Para hablar de Agnodice, debemos remontarnos a la Grecia de los tiempos de los primeros filósofos (curiosamente, un campo académico que, al decir de Eugene Park: "Es predominantemente blanca y predominantemente masculina, esta homogeneidad existe en casi todos los aspectos y en todos los niveles de la disciplina (la filosofía") y allí encontraremos a esta mujer nacida en el seno de una tradicional familia ateniense. Agnodice debe haber vivido como injusto el que algo tan natural como un parto se convirtiera a veces en verdaderos suplicios –cuando no la muerte– y eso hizo que su deseo luego se convirtiera en la obsesión de ser médica.
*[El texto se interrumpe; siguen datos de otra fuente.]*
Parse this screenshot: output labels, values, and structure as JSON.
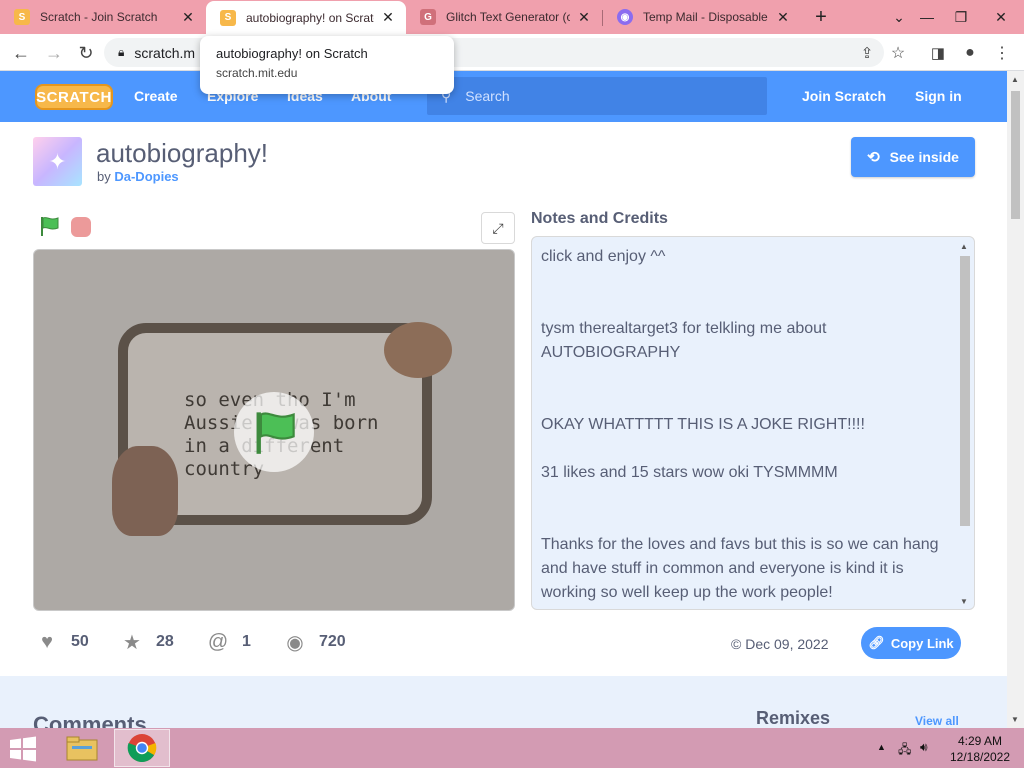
{
  "browser": {
    "tabs": [
      {
        "title": "Scratch - Join Scratch",
        "favicon": "scratch-icon",
        "color": "#f7b84a"
      },
      {
        "title": "autobiography! on Scratc",
        "favicon": "scratch-icon",
        "color": "#f7b84a"
      },
      {
        "title": "Glitch Text Generator (co",
        "favicon": "glitch-icon",
        "color": "#d0707a"
      },
      {
        "title": "Temp Mail - Disposable T",
        "favicon": "tempmail-icon",
        "color": "#8b6cf0"
      }
    ],
    "url": "scratch.m",
    "tooltip": {
      "title": "autobiography! on Scratch",
      "domain": "scratch.mit.edu"
    }
  },
  "scratch_nav": {
    "logo": "SCRATCH",
    "links": [
      "Create",
      "Explore",
      "Ideas",
      "About"
    ],
    "search_placeholder": "Search",
    "join": "Join Scratch",
    "signin": "Sign in"
  },
  "project": {
    "title": "autobiography!",
    "by_label": "by",
    "author": "Da-Dopies",
    "see_inside": "See inside",
    "stage_text": "so even tho I'm\nAussie I was born\nin a different\ncountry",
    "notes_heading": "Notes and Credits",
    "notes": "click and enjoy ^^\n\n\ntysm therealtarget3 for telkling me about AUTOBIOGRAPHY\n\n\nOKAY WHATTTTT THIS IS A JOKE RIGHT!!!!\n\n31 likes and 15 stars wow oki TYSMMMM\n\n\nThanks for the loves and favs but this is so we can hang and have stuff in common and everyone is kind it is working so well keep up the work people!",
    "stats": {
      "loves": "50",
      "favorites": "28",
      "remixes": "1",
      "views": "720"
    },
    "shared_date": "© Dec 09, 2022",
    "copy_link": "Copy Link"
  },
  "lower": {
    "comments": "Comments",
    "remixes": "Remixes",
    "view_all": "View all"
  },
  "taskbar": {
    "time": "4:29 AM",
    "date": "12/18/2022"
  },
  "colors": {
    "scratch_blue": "#4d97ff",
    "tab_strip": "#f0a0ad",
    "taskbar": "#d39bb3"
  }
}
¿Mujer y médica en el siglo IV? Bueno, en realidad razones había para soñarlo. Hipócrates (470-360 a.C.) ya había formado algunas mujeres para ejercer la medicina –en particular en el arte de lo que hoy sería la obstetricia− no obstante, tras la muerte del maestro, se comenzó a denunciar la realización de abortos por parte de estas mujeres. Bajo acusaciones falsas o verdaderas −es irrelevante en este momento ese análisis−, se prohibió la práctica de la medicina para la mujer (como si los médicos hombres no hubieran realizado abortos). Y se condenó dicha transgresión con la pena de muerte.
Agnodice, sin embargo, logró convencer a su padre −tal su determinación− y éste accedió a ayudarla a concretar su sueño enviándola a estudiar a Egipto, más precisamente a Alejandría, y nada menos que con el gran anatomista Herófito (quién, entre otras muchas y fantásticas afirmaciones, sentenció que la inteligencia se hallaba en el cerebro y no en el corazón, como era de creencia popular). Eso sí, debió cortarse el cabello y no solo vestir sino asumir por completo el aspecto de hombre.
De regreso a su patria, comenzó a ganar fama entre las mujeres dadas su capacidad y trato para con ellas (aunque continuaba travestida de hombre) lo que le valió ganar cada vez mayor fama y clientela. Afirmaba José Ingenieros en “El hombre mediocre” refiriéndose a la envidia: “(…) los hombres de letras no se quedan atrás, pero los cómicos y las rameras tendrían el privilegio, si no existiesen los médicos”. La envidia medicorum. Eso fue quizás, lo que llevó a sus colegas, primero, a perseguirla acusándola de “acercarse demasiado a sus pacientes” y, más adelante, hasta de violación.
Acto seguido, fue llevada a juicio. El mismo se realizó en una colina llamada Areópago que –vaya paradoja− se llamaba así porque Ares (Dios de la guerra) había sido juzgado por los dioses y exonerado de ser ajusticiado por haber matado a Halirrotio, hijo de Poseidón, quien había violado a la hija de Ares, Alcipe.
En un momento del juicio, Agnodice decidió confesar su condición de mujer y para ello mostró sus genitales a fin de ser creída y sobreseída de las calumnias. Pues bien, dicha confesión le valió que sumara la grave acusación de suplantación de identidad para ejercer una profesión prohibida a las mujeres. Finalmente, cuando ya su suerte estaba echada, las mujeres atenienses irrumpieron en el juicio evitando no sólo que salvara la médica su vida, sino que, además, se pudiera rever la ley que prohibía que ejercieran.
Como vemos, desde hace por lo menos 2.500 años las mujeres han debido pelear una a una cada batalla –desigual y agotadora− en la búsqueda no de privilegios sino apenas de una igualdad que a ninguna parece importarle que, por momentos, sea lo más parecido a una utopía.